Cerpen Fileski
[Pernah dimuat KORAN MERAPI 18 Februari 2024]
“Paket.” suara kurir terdengar dari luar pintu, mengirim paket pesanan istrinya.
“Bu, ada paket.” pak Adi memanggil istrinya.
“Taruh di atas mobil saja pak.” jawab bu Adi dari dalam kamarnya.
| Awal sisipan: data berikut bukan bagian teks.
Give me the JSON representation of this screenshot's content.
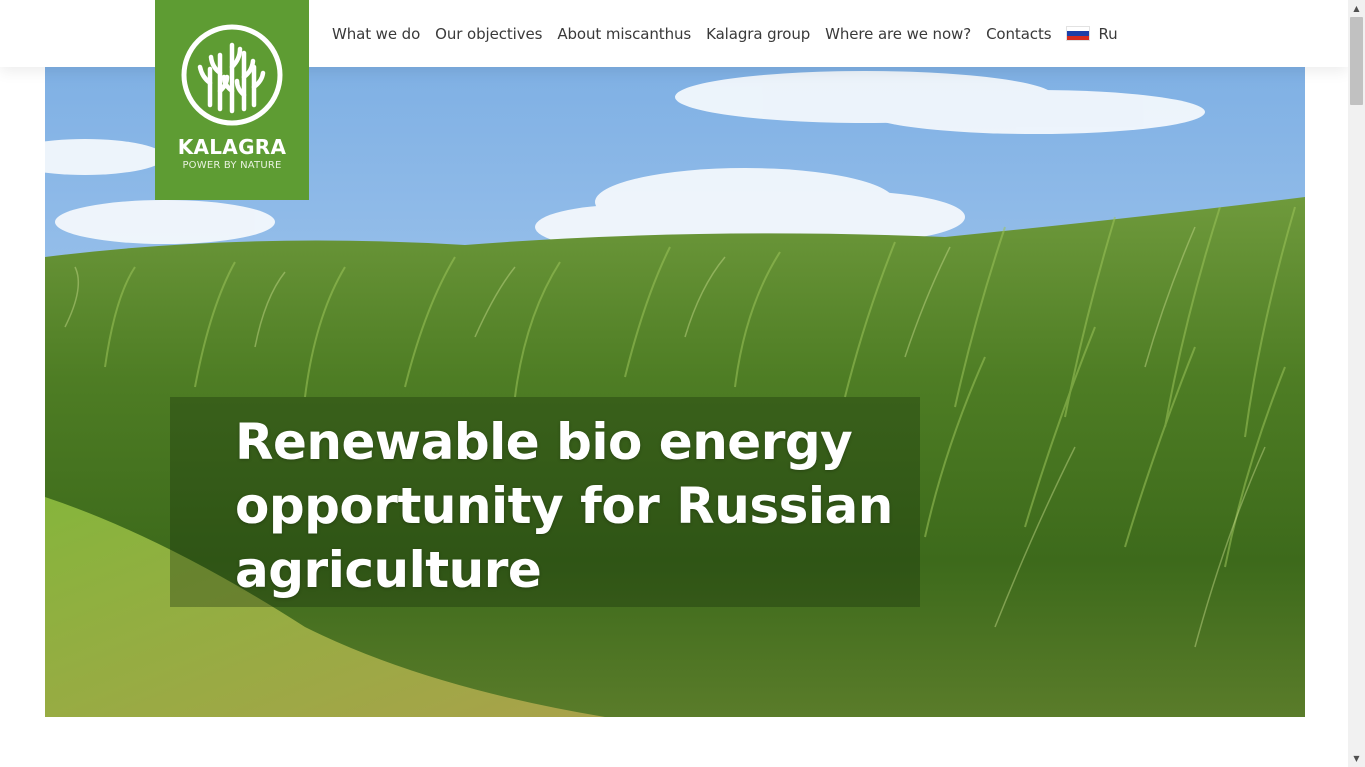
{
  "brand": {
    "name": "KALAGRA",
    "tagline": "POWER BY NATURE",
    "logo_icon": "miscanthus-emblem-icon",
    "color": "#5e9c33"
  },
  "nav": {
    "items": [
      {
        "label": "What we do"
      },
      {
        "label": "Our objectives"
      },
      {
        "label": "About miscanthus"
      },
      {
        "label": "Kalagra group"
      },
      {
        "label": "Where are we now?"
      },
      {
        "label": "Contacts"
      }
    ],
    "language": {
      "label": "Ru",
      "flag_icon": "russia-flag-icon"
    }
  },
  "hero": {
    "title": "Renewable bio energy opportunity for Russian agriculture",
    "image": "miscanthus-field-photo"
  },
  "scrollbar": {
    "up_icon": "chevron-up-icon",
    "down_icon": "chevron-down-icon"
  }
}
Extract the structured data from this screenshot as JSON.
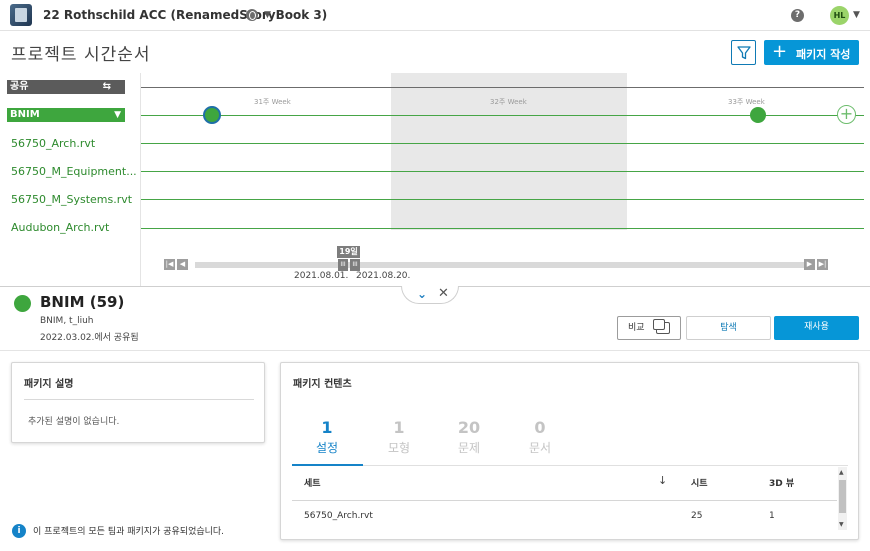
{
  "topbar": {
    "project_title": "22 Rothschild ACC (RenamedStoryBook 3)",
    "help_label": "?",
    "avatar_initials": "HL"
  },
  "header": {
    "page_title": "프로젝트 시간순서",
    "create_label": "패키지 작성",
    "create_plus": "+"
  },
  "sidebar": {
    "shared_label": "공유",
    "swap_glyph": "⇆",
    "group_label": "BNIM",
    "group_caret": "▼",
    "files": [
      "56750_Arch.rvt",
      "56750_M_Equipment...",
      "56750_M_Systems.rvt",
      "Audubon_Arch.rvt"
    ]
  },
  "timeline": {
    "weeks": [
      "31주 Week",
      "32주 Week",
      "33주 Week"
    ],
    "date_tag": "19일",
    "start_date": "2021.08.01.",
    "end_date": "2021.08.20.",
    "add_glyph": "+",
    "nav_first": "|◀",
    "nav_prev": "◀",
    "nav_next": "▶",
    "nav_last": "▶|",
    "handle_glyph": "III"
  },
  "package": {
    "name": "BNIM (59)",
    "owner": "BNIM, t_liuh",
    "shared_on": "2022.03.02.에서 공유됨",
    "compare_label": "비교",
    "explore_label": "탐색",
    "reuse_label": "재사용"
  },
  "description": {
    "title": "패키지 설명",
    "empty_text": "추가된 설명이 없습니다."
  },
  "info": {
    "icon_glyph": "i",
    "text": "이 프로젝트의 모든 팀과 패키지가 공유되었습니다."
  },
  "contents": {
    "title": "패키지 컨텐츠",
    "tabs": [
      {
        "num": "1",
        "label": "설정"
      },
      {
        "num": "1",
        "label": "모형"
      },
      {
        "num": "20",
        "label": "문제"
      },
      {
        "num": "0",
        "label": "문서"
      }
    ],
    "columns": [
      "세트",
      "시트",
      "3D 뷰"
    ],
    "sort_glyph": "↓",
    "rows": [
      {
        "set": "56750_Arch.rvt",
        "sheets": "25",
        "views3d": "1"
      }
    ]
  },
  "colors": {
    "accent": "#0696d7",
    "green": "#3ea63e",
    "link_green": "#2d8a2d"
  }
}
Tukang paket pun tancap gas setelah meletakkan barang itu di atas mobil, terdengar suara mesin motor yang semakin menjauh. Keluar dari kamar, wajah bu Adi sumringah. Dengan segera ia membuka paket pesanannya itu. Sebuah baju berwarna pink. Langsung ia tempelkan badannya, sambil senyum-senyum di depan kaca.
“Baju lagi, baju lagi. Sudah berapa banyak bajumu bu? Yang kemarin saja belum kamu pakai, ini sudah beli lagi” respon pak Adi melihat istrinya yang kegirangan mendapatkan baju baru.
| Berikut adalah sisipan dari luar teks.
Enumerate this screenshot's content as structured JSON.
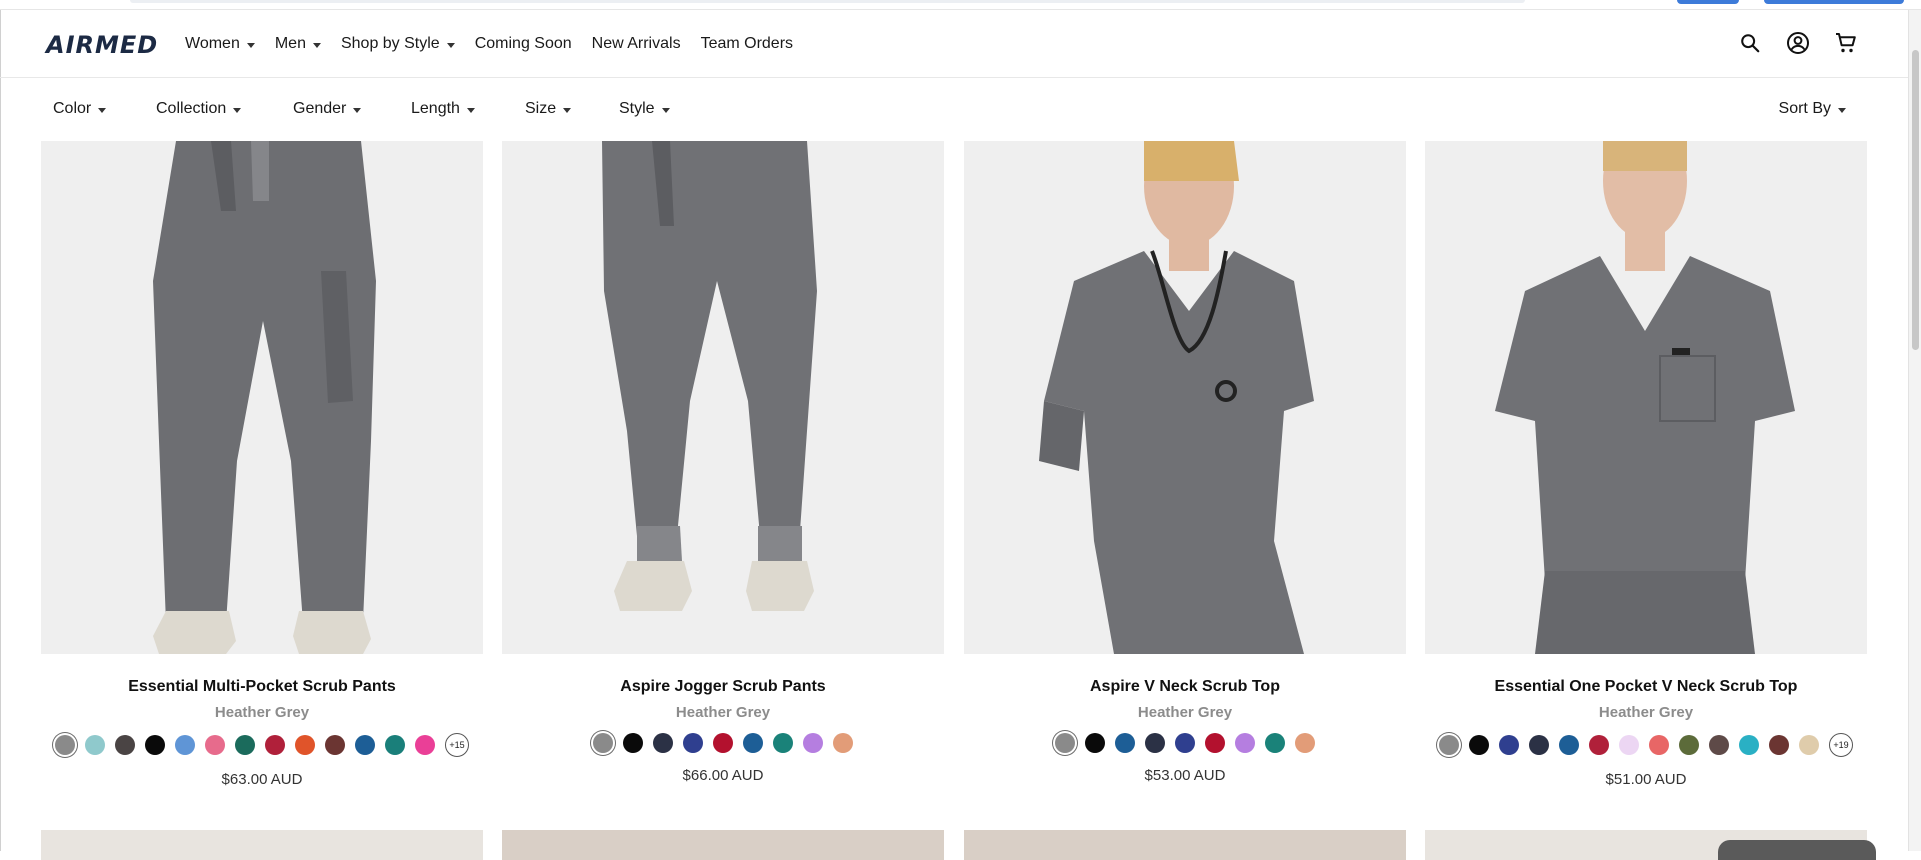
{
  "brand": {
    "logo": "AIRMED"
  },
  "nav": {
    "items": [
      {
        "label": "Women",
        "dropdown": true
      },
      {
        "label": "Men",
        "dropdown": true
      },
      {
        "label": "Shop by Style",
        "dropdown": true
      },
      {
        "label": "Coming Soon",
        "dropdown": false
      },
      {
        "label": "New Arrivals",
        "dropdown": false
      },
      {
        "label": "Team Orders",
        "dropdown": false
      }
    ]
  },
  "header_icons": [
    "search-icon",
    "account-icon",
    "cart-icon"
  ],
  "filters": {
    "items": [
      "Color",
      "Collection",
      "Gender",
      "Length",
      "Size",
      "Style"
    ],
    "sort_label": "Sort By"
  },
  "products": [
    {
      "title": "Essential Multi-Pocket Scrub Pants",
      "color": "Heather Grey",
      "price": "$63.00 AUD",
      "swatches": [
        "#8a8a8a",
        "#8fc9cc",
        "#4a4444",
        "#0a0a0a",
        "#5f95d6",
        "#e76b8c",
        "#1b6b5c",
        "#b0203a",
        "#e0542a",
        "#6b3532",
        "#1d5e96",
        "#1a7f7a",
        "#ea3f97"
      ],
      "more": "+15"
    },
    {
      "title": "Aspire Jogger Scrub Pants",
      "color": "Heather Grey",
      "price": "$66.00 AUD",
      "swatches": [
        "#8a8a8a",
        "#0a0a0a",
        "#2b3145",
        "#2f3f8f",
        "#b3112e",
        "#1d5e96",
        "#1a8279",
        "#b57ee0",
        "#e29c78"
      ],
      "more": ""
    },
    {
      "title": "Aspire V Neck Scrub Top",
      "color": "Heather Grey",
      "price": "$53.00 AUD",
      "swatches": [
        "#8a8a8a",
        "#0a0a0a",
        "#1d5e96",
        "#2b3145",
        "#2f3f8f",
        "#b3112e",
        "#b57ee0",
        "#1a8279",
        "#e29c78"
      ],
      "more": ""
    },
    {
      "title": "Essential One Pocket V Neck Scrub Top",
      "color": "Heather Grey",
      "price": "$51.00 AUD",
      "swatches": [
        "#8a8a8a",
        "#0a0a0a",
        "#2f3f8f",
        "#2b3145",
        "#1d5e96",
        "#b0203a",
        "#ecd6f3",
        "#e86666",
        "#5c6b3a",
        "#5e4a48",
        "#2ab0c4",
        "#6b3532",
        "#dfccab"
      ],
      "more": "+19"
    }
  ]
}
“Apa sih sewot amat. Eh pak, perempuan itu ya sukanya belanja, kalau tidak beli baju, ya beli perhiasan. Lagi pula kalau uang suami tidak dipakai buat belanja istri, bisa-bisa dikasihkan perempuan lain buat belanja juga toh.”
Malas berdebat dengan istrinya, pak Adi melengos pergi. Benar apa kata orang, wanita punya dua mulut, tidak mungkin bisa menang adu mulut dengan wanita.
Pak Adi teringat dengan sebuah tema yang dibahas ketika pengajian. Kenapa dalam kitab tertulis, kelak lelaki yang masuk surga mendapatkan ganjaran berupa bidadari yang sangat cantik. Sedangkan perempuan tidak disebutkan mendapatkan bidadara. Justru perempuan mendapatkan imbalan berupa perhiasan.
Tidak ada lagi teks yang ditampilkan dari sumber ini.